Tiens, Francis est déjà là. Il fait beau à Bordeaux. L’été indien s’étire et je veux en profiter : le canapé noir est donc de sortie, la dernière de l’année parce que « Octobre tiendra sa revanche » mais en Novembre. Francis est confortablement assis, guitare à la main, moustache au vent. Nous sommes quai des Chartrons, à deux pas de la maison, et la Garonne file vers l’Océan.

« Bonsoir Francis, tu vas bien ? »

Oui, je tutoie Francis et je lui claque la bise même. Francis et moi c’est une longue histoire.

Une très longue histoire. Il draguait ma petite soeur alors qu’elle n’avait pas encore 6 ans et j’utilisais outrageusement ses « lyrics » pour impressionner mes premiers amours. Naïves qu’elles étaient : je sais qu’elles me pardonnent. Mais surtout, surtout, nos parents passaient ses disques en boucle lorsque nous partions tous en vacances dans le monospace à la mode de l’époque : la PONTIAC Trans Sport. Une PONTIAC bleue en forme de suppositoire qui brise le vent et qui annonce le Cap-Ferret, les huîtres, les cousins, la crème Nivéa, les apéros, les embouteillages dans la salle de bain et les autres premiers émois iodés. Alors oui, je claque la bise à Francis, plutôt deux fois qu’une même, je lui mettrais bien une petite fessée amicale aussi comme il est coutume de faire en Lot-et-Garonne mais nous sommes chez Juppé ici, je ne voudrais pas que ce geste de courtoisie soit mal interprété.

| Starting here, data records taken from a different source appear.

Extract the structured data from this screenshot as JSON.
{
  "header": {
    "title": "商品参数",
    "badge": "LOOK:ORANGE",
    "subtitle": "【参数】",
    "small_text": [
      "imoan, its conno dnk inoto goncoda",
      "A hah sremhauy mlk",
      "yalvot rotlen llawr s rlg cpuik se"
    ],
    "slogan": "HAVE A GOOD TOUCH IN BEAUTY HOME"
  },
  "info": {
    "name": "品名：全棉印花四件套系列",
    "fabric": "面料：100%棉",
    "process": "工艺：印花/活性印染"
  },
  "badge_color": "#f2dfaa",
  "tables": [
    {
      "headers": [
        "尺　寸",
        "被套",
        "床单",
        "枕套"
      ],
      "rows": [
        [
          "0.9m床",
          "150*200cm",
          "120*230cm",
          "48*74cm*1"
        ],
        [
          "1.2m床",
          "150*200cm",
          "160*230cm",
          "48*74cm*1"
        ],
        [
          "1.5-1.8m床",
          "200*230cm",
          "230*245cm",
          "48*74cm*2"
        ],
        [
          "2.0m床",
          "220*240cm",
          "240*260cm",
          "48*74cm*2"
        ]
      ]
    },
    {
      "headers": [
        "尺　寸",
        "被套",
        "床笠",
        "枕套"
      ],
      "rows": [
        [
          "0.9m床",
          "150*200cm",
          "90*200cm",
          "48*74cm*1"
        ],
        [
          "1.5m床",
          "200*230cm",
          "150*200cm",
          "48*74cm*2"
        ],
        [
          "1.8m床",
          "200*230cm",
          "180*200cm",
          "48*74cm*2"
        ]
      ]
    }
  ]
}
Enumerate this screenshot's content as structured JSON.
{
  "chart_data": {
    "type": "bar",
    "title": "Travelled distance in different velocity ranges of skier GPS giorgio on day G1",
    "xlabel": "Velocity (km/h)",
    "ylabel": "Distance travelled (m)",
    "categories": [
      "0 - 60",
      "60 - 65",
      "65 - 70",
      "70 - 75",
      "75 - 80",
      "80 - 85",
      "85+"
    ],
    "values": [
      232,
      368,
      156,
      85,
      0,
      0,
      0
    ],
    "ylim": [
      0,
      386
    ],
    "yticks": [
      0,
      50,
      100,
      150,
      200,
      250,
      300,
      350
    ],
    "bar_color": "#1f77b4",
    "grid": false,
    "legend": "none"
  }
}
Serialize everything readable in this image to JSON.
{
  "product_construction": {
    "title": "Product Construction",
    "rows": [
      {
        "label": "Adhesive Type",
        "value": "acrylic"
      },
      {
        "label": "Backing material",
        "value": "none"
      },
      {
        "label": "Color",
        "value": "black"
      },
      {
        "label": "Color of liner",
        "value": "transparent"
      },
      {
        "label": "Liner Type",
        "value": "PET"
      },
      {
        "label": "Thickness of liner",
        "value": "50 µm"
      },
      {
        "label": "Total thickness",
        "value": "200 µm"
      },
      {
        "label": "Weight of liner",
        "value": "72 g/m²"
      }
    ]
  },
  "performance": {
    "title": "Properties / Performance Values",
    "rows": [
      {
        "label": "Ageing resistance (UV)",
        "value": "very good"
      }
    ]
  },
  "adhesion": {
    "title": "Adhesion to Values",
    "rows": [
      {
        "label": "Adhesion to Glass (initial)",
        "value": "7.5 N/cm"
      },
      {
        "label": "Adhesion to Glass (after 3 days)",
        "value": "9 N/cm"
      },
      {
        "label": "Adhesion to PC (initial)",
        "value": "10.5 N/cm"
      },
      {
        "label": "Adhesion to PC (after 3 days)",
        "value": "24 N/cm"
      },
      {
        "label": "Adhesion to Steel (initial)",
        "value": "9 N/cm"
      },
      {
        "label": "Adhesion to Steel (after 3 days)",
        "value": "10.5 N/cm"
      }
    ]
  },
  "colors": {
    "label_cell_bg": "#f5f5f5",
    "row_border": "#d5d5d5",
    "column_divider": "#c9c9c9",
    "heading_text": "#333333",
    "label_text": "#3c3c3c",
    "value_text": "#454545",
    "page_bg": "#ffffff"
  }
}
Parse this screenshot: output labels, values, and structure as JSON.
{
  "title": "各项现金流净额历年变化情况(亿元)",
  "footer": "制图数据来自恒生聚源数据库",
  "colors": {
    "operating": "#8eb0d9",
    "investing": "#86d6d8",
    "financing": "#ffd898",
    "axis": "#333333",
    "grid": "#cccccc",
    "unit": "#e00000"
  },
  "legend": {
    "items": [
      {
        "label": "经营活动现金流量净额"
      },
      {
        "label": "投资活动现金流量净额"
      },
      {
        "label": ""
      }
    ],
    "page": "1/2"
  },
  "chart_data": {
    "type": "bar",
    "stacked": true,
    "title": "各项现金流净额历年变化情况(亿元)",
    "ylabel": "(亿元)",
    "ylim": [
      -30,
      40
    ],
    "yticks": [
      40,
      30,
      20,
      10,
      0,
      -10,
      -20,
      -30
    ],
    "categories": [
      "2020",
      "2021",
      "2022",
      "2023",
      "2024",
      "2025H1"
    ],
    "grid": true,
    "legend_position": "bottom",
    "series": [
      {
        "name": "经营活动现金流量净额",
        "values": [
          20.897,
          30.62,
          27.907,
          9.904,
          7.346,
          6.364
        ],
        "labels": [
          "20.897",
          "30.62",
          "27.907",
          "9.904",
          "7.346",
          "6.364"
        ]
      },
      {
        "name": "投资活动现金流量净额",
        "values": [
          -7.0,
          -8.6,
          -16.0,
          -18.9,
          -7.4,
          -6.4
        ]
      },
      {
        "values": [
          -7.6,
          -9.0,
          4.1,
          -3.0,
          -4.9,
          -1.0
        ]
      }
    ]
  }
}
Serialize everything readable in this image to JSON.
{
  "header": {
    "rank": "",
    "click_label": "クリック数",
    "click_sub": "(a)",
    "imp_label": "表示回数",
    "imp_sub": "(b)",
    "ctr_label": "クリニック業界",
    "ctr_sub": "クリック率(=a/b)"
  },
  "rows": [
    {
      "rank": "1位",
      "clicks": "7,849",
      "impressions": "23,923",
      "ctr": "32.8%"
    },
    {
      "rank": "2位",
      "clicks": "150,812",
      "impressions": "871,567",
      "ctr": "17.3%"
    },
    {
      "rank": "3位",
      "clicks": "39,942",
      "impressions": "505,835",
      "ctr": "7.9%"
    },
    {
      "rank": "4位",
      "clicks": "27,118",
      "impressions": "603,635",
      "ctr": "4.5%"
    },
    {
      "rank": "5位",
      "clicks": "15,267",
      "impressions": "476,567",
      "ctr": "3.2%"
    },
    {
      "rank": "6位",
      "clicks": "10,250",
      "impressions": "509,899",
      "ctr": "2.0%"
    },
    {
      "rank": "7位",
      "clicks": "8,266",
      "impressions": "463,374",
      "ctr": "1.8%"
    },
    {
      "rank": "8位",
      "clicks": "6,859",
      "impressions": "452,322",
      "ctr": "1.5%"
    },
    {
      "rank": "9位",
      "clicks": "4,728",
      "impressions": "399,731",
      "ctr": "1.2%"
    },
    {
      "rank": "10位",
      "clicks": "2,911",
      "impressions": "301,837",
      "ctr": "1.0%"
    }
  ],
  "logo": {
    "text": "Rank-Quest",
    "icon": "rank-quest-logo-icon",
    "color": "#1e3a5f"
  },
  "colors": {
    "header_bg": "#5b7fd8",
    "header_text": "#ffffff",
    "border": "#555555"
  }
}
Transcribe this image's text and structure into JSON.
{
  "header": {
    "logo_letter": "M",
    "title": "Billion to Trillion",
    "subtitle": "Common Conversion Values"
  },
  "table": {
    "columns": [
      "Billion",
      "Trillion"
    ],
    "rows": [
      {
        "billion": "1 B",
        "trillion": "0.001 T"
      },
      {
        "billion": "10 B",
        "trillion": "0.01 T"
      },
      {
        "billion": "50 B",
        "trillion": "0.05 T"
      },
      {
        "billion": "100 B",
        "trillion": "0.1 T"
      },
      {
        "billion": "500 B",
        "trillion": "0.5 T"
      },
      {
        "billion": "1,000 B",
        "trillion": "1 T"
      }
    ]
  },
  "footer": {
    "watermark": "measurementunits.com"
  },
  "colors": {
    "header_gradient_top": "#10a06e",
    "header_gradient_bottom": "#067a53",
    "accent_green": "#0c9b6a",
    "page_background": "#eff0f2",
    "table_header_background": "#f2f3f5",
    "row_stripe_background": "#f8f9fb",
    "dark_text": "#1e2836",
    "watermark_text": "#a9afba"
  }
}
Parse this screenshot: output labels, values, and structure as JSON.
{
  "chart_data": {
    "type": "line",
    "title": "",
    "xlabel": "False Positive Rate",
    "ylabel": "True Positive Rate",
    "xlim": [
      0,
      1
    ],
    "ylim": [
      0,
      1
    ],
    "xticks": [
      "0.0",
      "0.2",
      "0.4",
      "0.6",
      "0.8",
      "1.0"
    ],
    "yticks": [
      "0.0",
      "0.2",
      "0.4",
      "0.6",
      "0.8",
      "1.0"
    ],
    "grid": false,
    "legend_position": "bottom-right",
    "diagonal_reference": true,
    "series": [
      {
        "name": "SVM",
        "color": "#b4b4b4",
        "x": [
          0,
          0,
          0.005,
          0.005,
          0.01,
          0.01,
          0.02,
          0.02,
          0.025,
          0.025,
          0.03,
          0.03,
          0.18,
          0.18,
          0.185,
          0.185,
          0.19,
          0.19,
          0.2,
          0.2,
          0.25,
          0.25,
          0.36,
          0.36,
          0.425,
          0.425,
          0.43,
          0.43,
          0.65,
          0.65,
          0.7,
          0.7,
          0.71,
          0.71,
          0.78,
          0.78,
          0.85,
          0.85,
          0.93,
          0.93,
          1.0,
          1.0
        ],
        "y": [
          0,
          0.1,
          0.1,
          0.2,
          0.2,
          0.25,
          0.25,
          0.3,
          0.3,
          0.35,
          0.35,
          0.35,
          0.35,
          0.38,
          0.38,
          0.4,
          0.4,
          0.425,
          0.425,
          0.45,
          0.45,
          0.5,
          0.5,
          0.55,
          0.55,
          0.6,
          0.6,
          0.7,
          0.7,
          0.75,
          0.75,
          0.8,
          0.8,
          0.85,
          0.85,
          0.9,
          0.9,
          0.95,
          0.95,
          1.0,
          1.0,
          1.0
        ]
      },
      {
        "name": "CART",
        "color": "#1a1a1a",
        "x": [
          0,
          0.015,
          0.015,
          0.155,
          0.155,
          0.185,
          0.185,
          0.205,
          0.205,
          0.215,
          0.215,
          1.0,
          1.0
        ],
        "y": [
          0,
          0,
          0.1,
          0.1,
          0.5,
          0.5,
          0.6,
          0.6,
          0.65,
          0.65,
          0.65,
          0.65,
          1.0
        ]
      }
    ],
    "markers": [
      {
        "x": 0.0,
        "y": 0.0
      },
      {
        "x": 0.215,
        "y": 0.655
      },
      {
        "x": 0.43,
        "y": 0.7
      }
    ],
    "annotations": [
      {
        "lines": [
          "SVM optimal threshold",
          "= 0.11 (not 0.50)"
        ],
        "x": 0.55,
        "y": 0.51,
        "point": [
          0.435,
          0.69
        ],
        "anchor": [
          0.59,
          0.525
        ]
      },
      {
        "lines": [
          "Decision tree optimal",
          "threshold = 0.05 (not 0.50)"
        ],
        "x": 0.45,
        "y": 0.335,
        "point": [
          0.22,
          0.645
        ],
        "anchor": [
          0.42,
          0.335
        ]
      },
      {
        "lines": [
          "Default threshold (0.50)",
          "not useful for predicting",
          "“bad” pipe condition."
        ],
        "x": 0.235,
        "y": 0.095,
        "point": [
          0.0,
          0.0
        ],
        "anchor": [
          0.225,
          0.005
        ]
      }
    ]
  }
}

« Heureux que tu sois de retour dans le Sud-Ouest Tonio. Il semblerait que tu n’aies pas trouvé mieux que ton lopin de terre et son vieil arbre tordu au milieu.

– C’est vrai. Je rêvais d’une ville étrangère. Une ville de filles et de jeux. Je voulais vivre d’autres manières, dans un autre milieu.

– Tu verras, à Bordeaux, le monde n’est pourtant pas si loin, on voit les lumières et Paris peut faire tous les bruits qu’elle veut. Peut-être que tu demandais plus qu’elle ne pouvait ?

– Peut-être mais je pensais qu’il y avait de la place pour deux…

– Dans 35m2 ? Tu plaisantes. Tu vas voir : on se fait vite aux grands espaces, aux prairies bordées de Cactus.

– Non ça c’est l’Andalousie, je me souviens ».

J’ouvre ma bouteille de Clos Bacquey 2005, un vin du Marmandais, sublime. D’un coup nos regards se croisent. Il accepte mon verre, nous étalons nos sourires.

En s’approchant un peu, il voit les ombres fines dans mes yeux de figurine. On n’est pas encore samedi soir sur la terre mais c’est intense entre nous. Team moustache oblige. Nous picorons nos coeurs de canards en brochette avec nos coeurs d’artichaut. Persillade, huile d’olive por supuesto, ya está. Oui de simples brochettes, des banderillas, parce que ce monde est sérieux. On se parle, on se frôle, on sait bien qu’il va falloir qu’on sorte. Enfin je veux dire qu’il va falloir tôt ou tard s’en aller.

 » Le Lido, les plafonds chargés de bijoux et tous ces gens attablés heureux et nous sur les bas côtés fiévreux, non je ne pouvais pas rester et me laisser surprendre par l’automne. J’étais fatigué de sourire à ces gens qui m’écrasent. J’étais fatigué de leurs dire toujours les mêmes phrases.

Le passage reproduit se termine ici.